On this day in 2008, William F. Buckley, founding editor of National Review, passed from this life to the next. Yet even back in 1988, in a review of William F. Buckley: Patron Saint of the Conservatives, by John Judis, rabble-rouser Robert Sherrill had already suggested that Buckley no longer walked among the living (“Squire Willie,” June 11, 1988). When Nation editor Victor Navasky asked Sherrill to do the review, Sherrill responded: “What I like about this assignment, it’s a good old-fashioned hatchet job.”
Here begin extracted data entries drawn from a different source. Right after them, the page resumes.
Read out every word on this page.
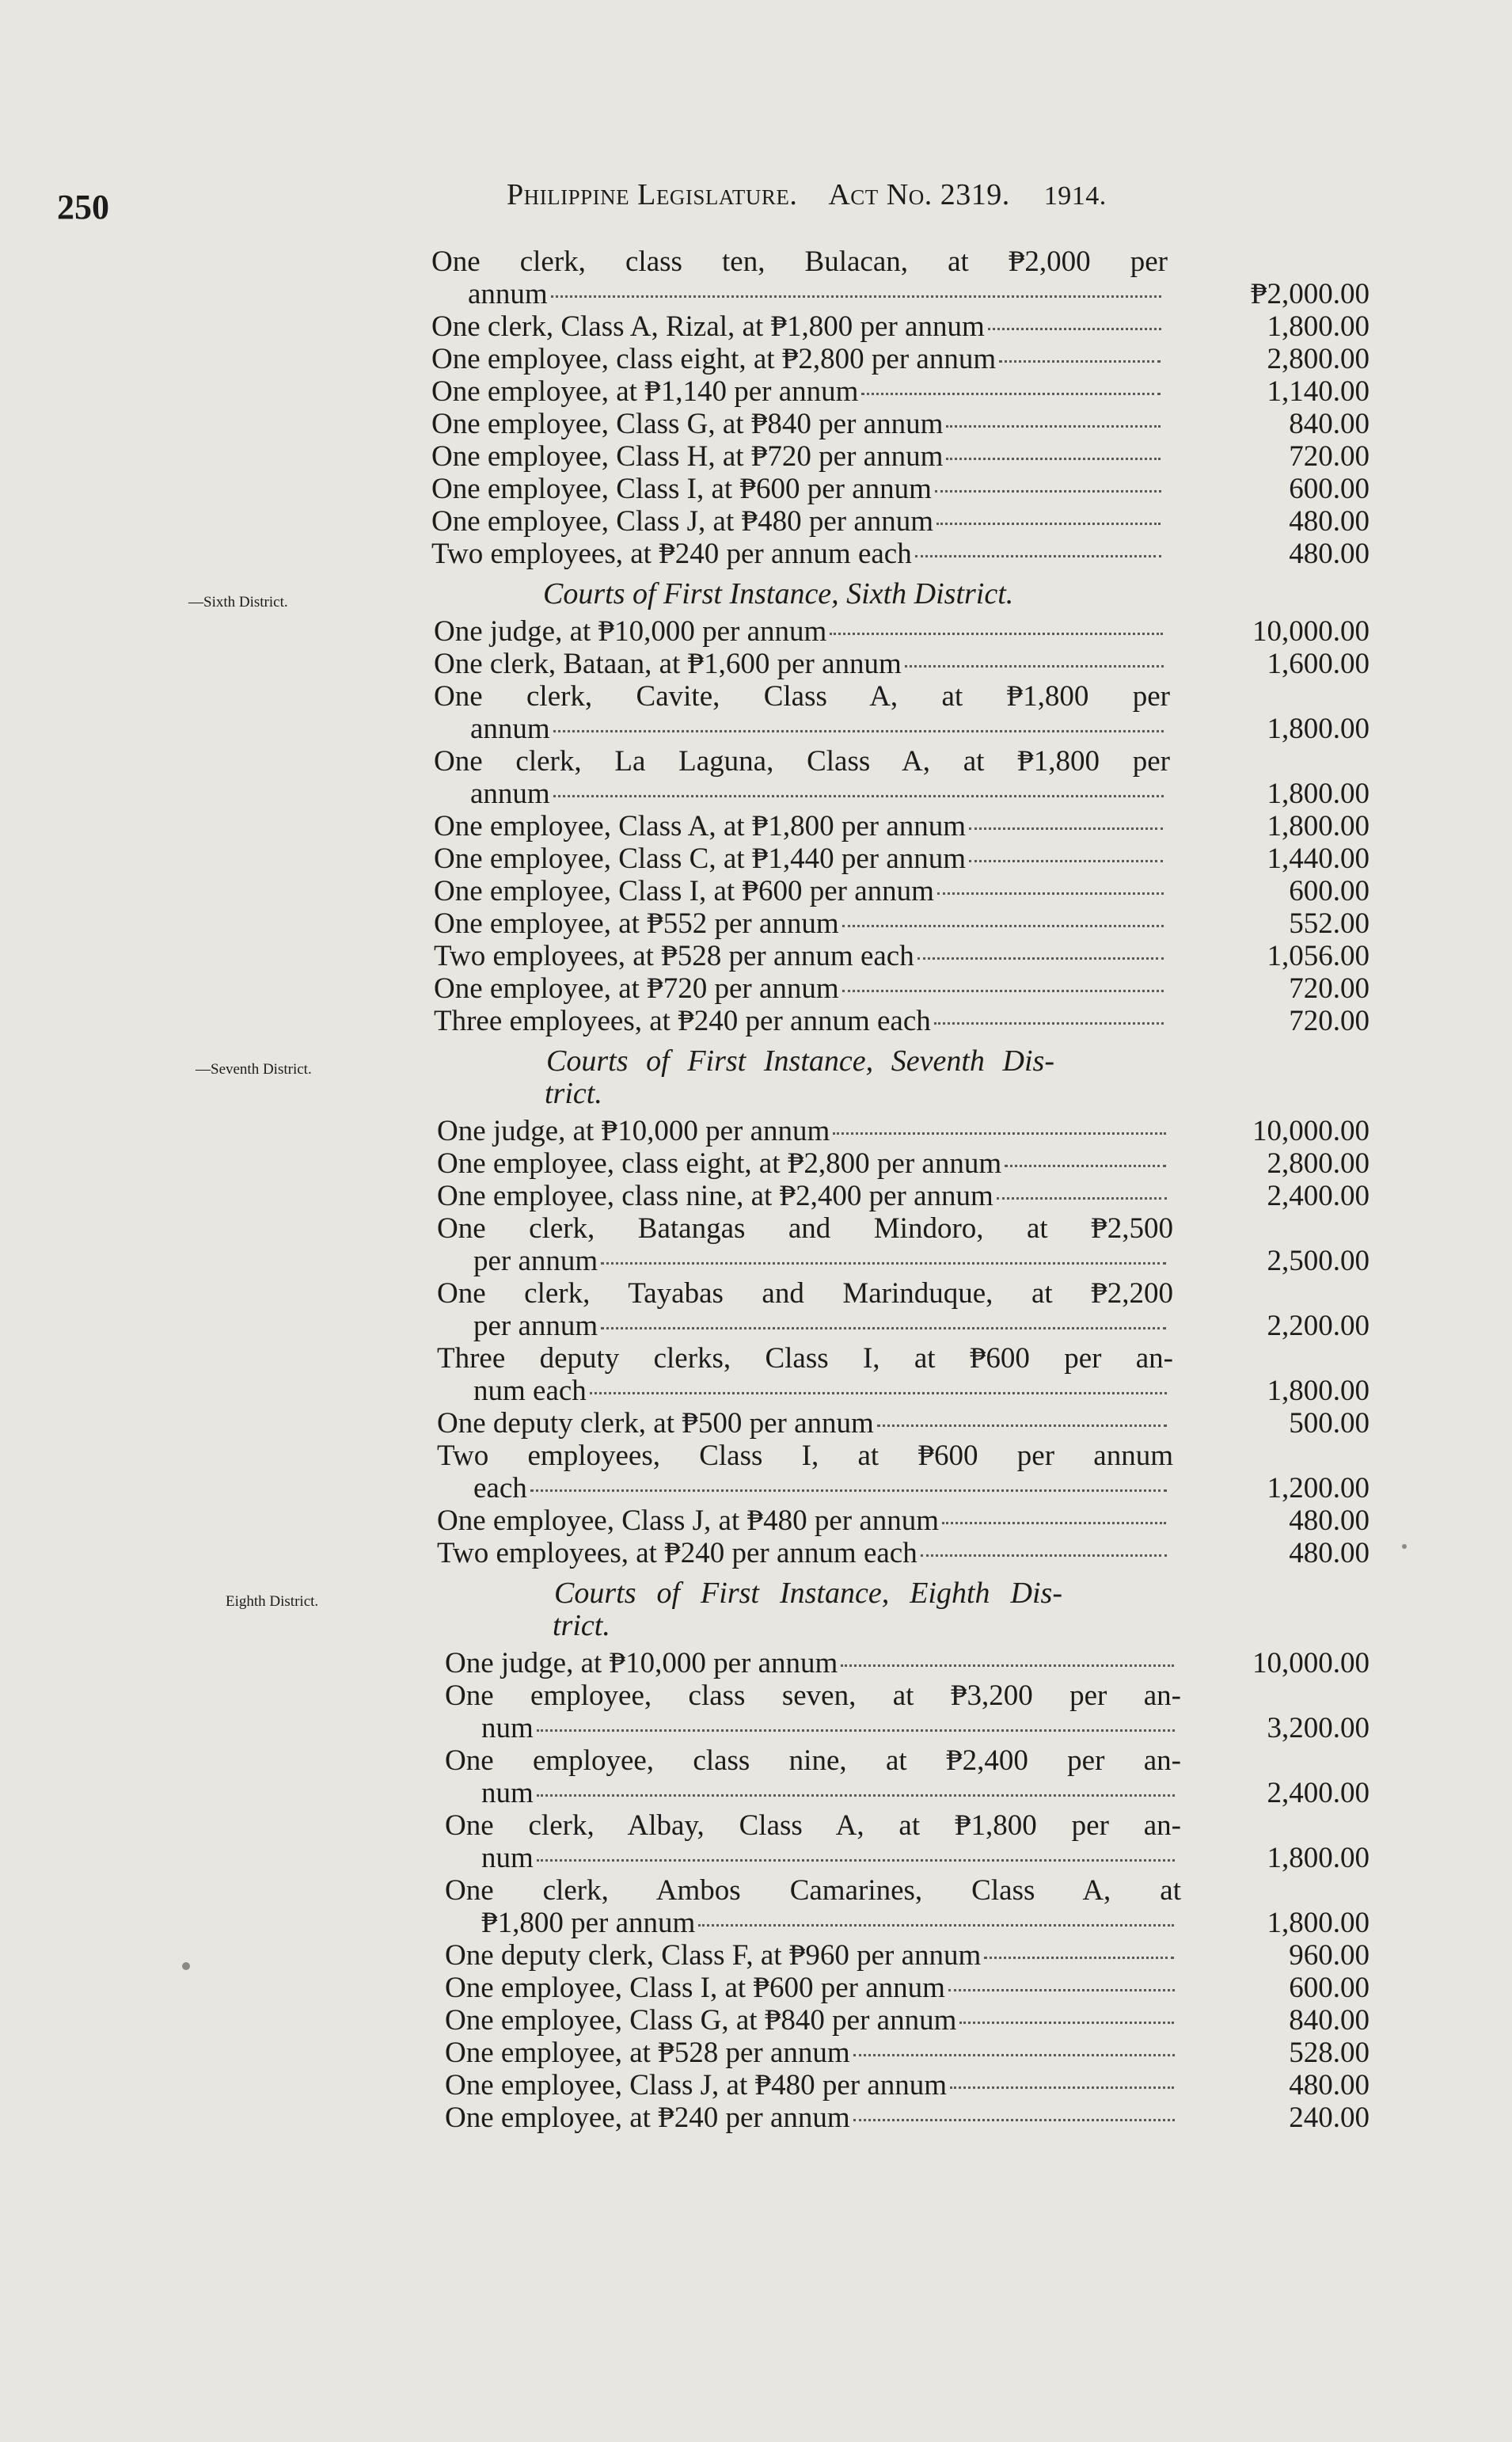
250	Philippine Legislature. Act No. 2319. 1914.
One clerk, class ten, Bulacan, at ₱2,000 per
annum	₱2,000.00
One clerk, Class A, Rizal, at ₱1,800 per annum	1,800.00
One employee, class eight, at ₱2,800 per annum	2,800.00
One employee, at ₱1,140 per annum	1,140.00
One employee, Class G, at ₱840 per annum	840.00
One employee, Class H, at ₱720 per annum	720.00
One employee, Class I, at ₱600 per annum	600.00
One employee, Class J, at ₱480 per annum	480.00
Two employees, at ₱240 per annum each	480.00
—Sixth District.	Courts of First Instance, Sixth District.
One judge, at ₱10,000 per annum	10,000.00
One clerk, Bataan, at ₱1,600 per annum	1,600.00
One clerk, Cavite, Class A, at ₱1,800 per
annum	1,800.00
One clerk, La Laguna, Class A, at ₱1,800 per
annum	1,800.00
One employee, Class A, at ₱1,800 per annum	1,800.00
One employee, Class C, at ₱1,440 per annum	1,440.00
One employee, Class I, at ₱600 per annum	600.00
One employee, at ₱552 per annum	552.00
Two employees, at ₱528 per annum each	1,056.00
One employee, at ₱720 per annum	720.00
Three employees, at ₱240 per annum each	720.00
—Seventh District.	Courts of First Instance, Seventh Dis-
trict.
One judge, at ₱10,000 per annum	10,000.00
One employee, class eight, at ₱2,800 per annum	2,800.00
One employee, class nine, at ₱2,400 per annum	2,400.00
One clerk, Batangas and Mindoro, at ₱2,500
per annum	2,500.00
One clerk, Tayabas and Marinduque, at ₱2,200
per annum	2,200.00
Three deputy clerks, Class I, at ₱600 per an-
num each	1,800.00
One deputy clerk, at ₱500 per annum	500.00
Two employees, Class I, at ₱600 per annum
each	1,200.00
One employee, Class J, at ₱480 per annum	480.00
Two employees, at ₱240 per annum each	480.00
Eighth District.	Courts of First Instance, Eighth Dis-
trict.
One judge, at ₱10,000 per annum	10,000.00
One employee, class seven, at ₱3,200 per an-
num	3,200.00
One employee, class nine, at ₱2,400 per an-
num	2,400.00
One clerk, Albay, Class A, at ₱1,800 per an-
num	1,800.00
One clerk, Ambos Camarines, Class A, at
₱1,800 per annum	1,800.00
One deputy clerk, Class F, at ₱960 per annum	960.00
One employee, Class I, at ₱600 per annum	600.00
One employee, Class G, at ₱840 per annum	840.00
One employee, at ₱528 per annum	528.00
One employee, Class J, at ₱480 per annum	480.00
One employee, at ₱240 per annum	240.00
If it is true that the evil men do lives after them, William Francis Buckley can be assured a certain kind of immortality. Or perhaps it is going too far to say that he did evil. That is probably too active a word. Perhaps it would be more accurate to say that he lived off evil, as mold lives off garbage. The garbage he is particularly associated with is that which began accumulating in the right-wing alley about forty years ago: McCarthyism, which Buckley took part in by writing speeches for Senator Joe and by praising with majesterial cliches (“McCarthyism is a movement around which men of good will and stern morality can close ranks”); and the long-forgotten manifestoes of the Young Americans for Freedom, a frenzied campus movement which he helped found in 1960; and his pious defense of the kooks of the John Birch Society as “some of the most morally energetic self-sacrificing and dedicated anti-Communists in America.” In those days Buckley lent his name—as adviser or supporter or officer—to virtually every major crackpot right-wing movement in America, and his ideological soulmates were a group that long ago were banished to history’s padded cell….
Today Buckley does not live off right-wing garbage or anything else because he is quite dead, and has been dead for at least fifteen years. At least that’s my theory. But because the right wing is so sentimentally attached to its old shills, Buckley has been put away in hypothermal storage in the hopes that medical science someday will be able to defrost him and reactivate his brain. Meanwhile, the pretense that Buckley lives is carried on from time to time through stories about him, or ghosted under his byline, in such mortuary trade journals as New York and The New York Times. As for the two-bit actor who plays Buckley on Firing Line, Lord knows he is a poor imitation, thinking he fills the part merely by uttering unintelligible gibberish through pursed lips while fiddling with pencil and clipboard.